Despite this, respondents said that ESG was more likely to push them towards factor investing (36%) than fundamental active management (26%).
When it came to whether investors thought ESG itself was an investment factor, just 30% of respondents agreed while 41% said ESG is completely independent of investment factors.
Elsewhere, 45% of investors said the low yield environment had made the use of factors within fixed income portfolios more attractive. Here too, the limited availability of fixed income ETFs is seen as the biggest challenge to uptake.

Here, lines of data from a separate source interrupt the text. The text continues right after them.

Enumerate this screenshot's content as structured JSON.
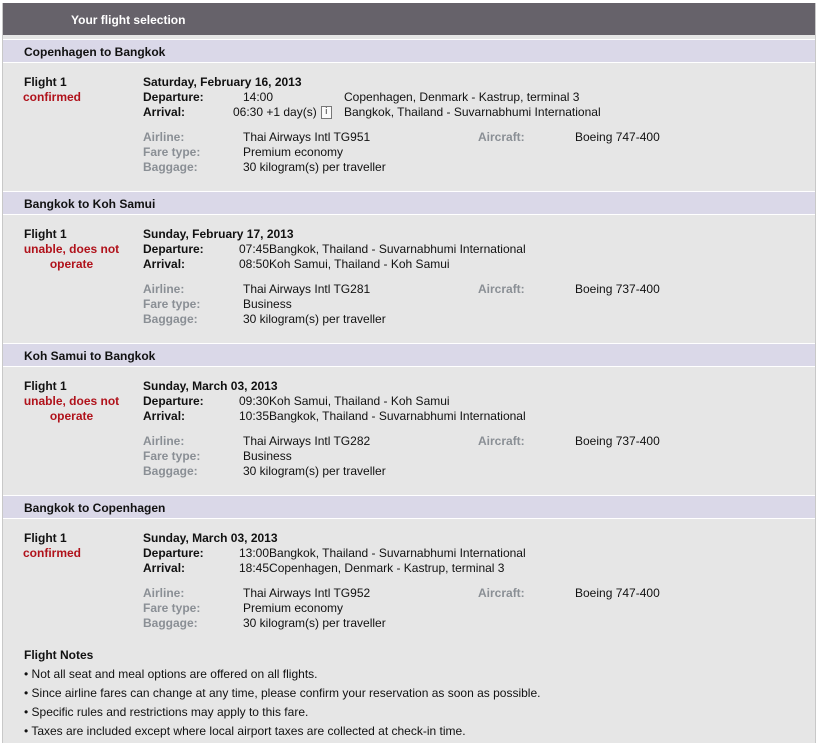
{
  "panel": {
    "title": "Your flight selection"
  },
  "labels": {
    "departure": "Departure:",
    "arrival": "Arrival:",
    "airline": "Airline:",
    "fare_type": "Fare type:",
    "baggage": "Baggage:",
    "aircraft": "Aircraft:",
    "info_icon": "i"
  },
  "segments": [
    {
      "route": "Copenhagen to Bangkok",
      "flight": "Flight 1",
      "status": "confirmed",
      "date": "Saturday, February 16, 2013",
      "departure_time": "14:00",
      "departure_place": "Copenhagen, Denmark - Kastrup, terminal 3",
      "arrival_time": "06:30 +1 day(s)",
      "arrival_place": "Bangkok, Thailand - Suvarnabhumi International",
      "airline": "Thai Airways Intl TG951",
      "fare_type": "Premium economy",
      "baggage": "30 kilogram(s) per traveller",
      "aircraft": "Boeing 747-400"
    },
    {
      "route": "Bangkok to Koh Samui",
      "flight": "Flight 1",
      "status": "unable, does not operate",
      "date": "Sunday, February 17, 2013",
      "departure": "07:45Bangkok, Thailand - Suvarnabhumi International",
      "arrival": "08:50Koh Samui, Thailand - Koh Samui",
      "airline": "Thai Airways Intl TG281",
      "fare_type": "Business",
      "baggage": "30 kilogram(s) per traveller",
      "aircraft": "Boeing 737-400"
    },
    {
      "route": "Koh Samui to Bangkok",
      "flight": "Flight 1",
      "status": "unable, does not operate",
      "date": "Sunday, March 03, 2013",
      "departure": "09:30Koh Samui, Thailand - Koh Samui",
      "arrival": "10:35Bangkok, Thailand - Suvarnabhumi International",
      "airline": "Thai Airways Intl TG282",
      "fare_type": "Business",
      "baggage": "30 kilogram(s) per traveller",
      "aircraft": "Boeing 737-400"
    },
    {
      "route": "Bangkok to Copenhagen",
      "flight": "Flight 1",
      "status": "confirmed",
      "date": "Sunday, March 03, 2013",
      "departure": "13:00Bangkok, Thailand - Suvarnabhumi International",
      "arrival": "18:45Copenhagen, Denmark - Kastrup, terminal 3",
      "airline": "Thai Airways Intl TG952",
      "fare_type": "Premium economy",
      "baggage": "30 kilogram(s) per traveller",
      "aircraft": "Boeing 747-400"
    }
  ],
  "notes": {
    "title": "Flight Notes",
    "items": [
      "• Not all seat and meal options are offered on all flights.",
      "• Since airline fares can change at any time, please confirm your reservation as soon as possible.",
      "• Specific rules and restrictions may apply to this fare.",
      "• Taxes are included except where local airport taxes are collected at check-in time."
    ]
  }
}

“While factor ETFs have expanded and grown, there is significant unmet demand and a need for further product development in fundamental areas such as fixed income” Elsaesser added.
Strong demand has seen factor allocations continue to rise with 42% of respondents upping their allocation over the past year, drawn in by the possibility of stronger returns and better control sources of risk.
Investors have also increased allocations towards value with 42% increasing their exposure to the factor over the past 12 months and 48% doing so in preparation for a post-pandemic recovery.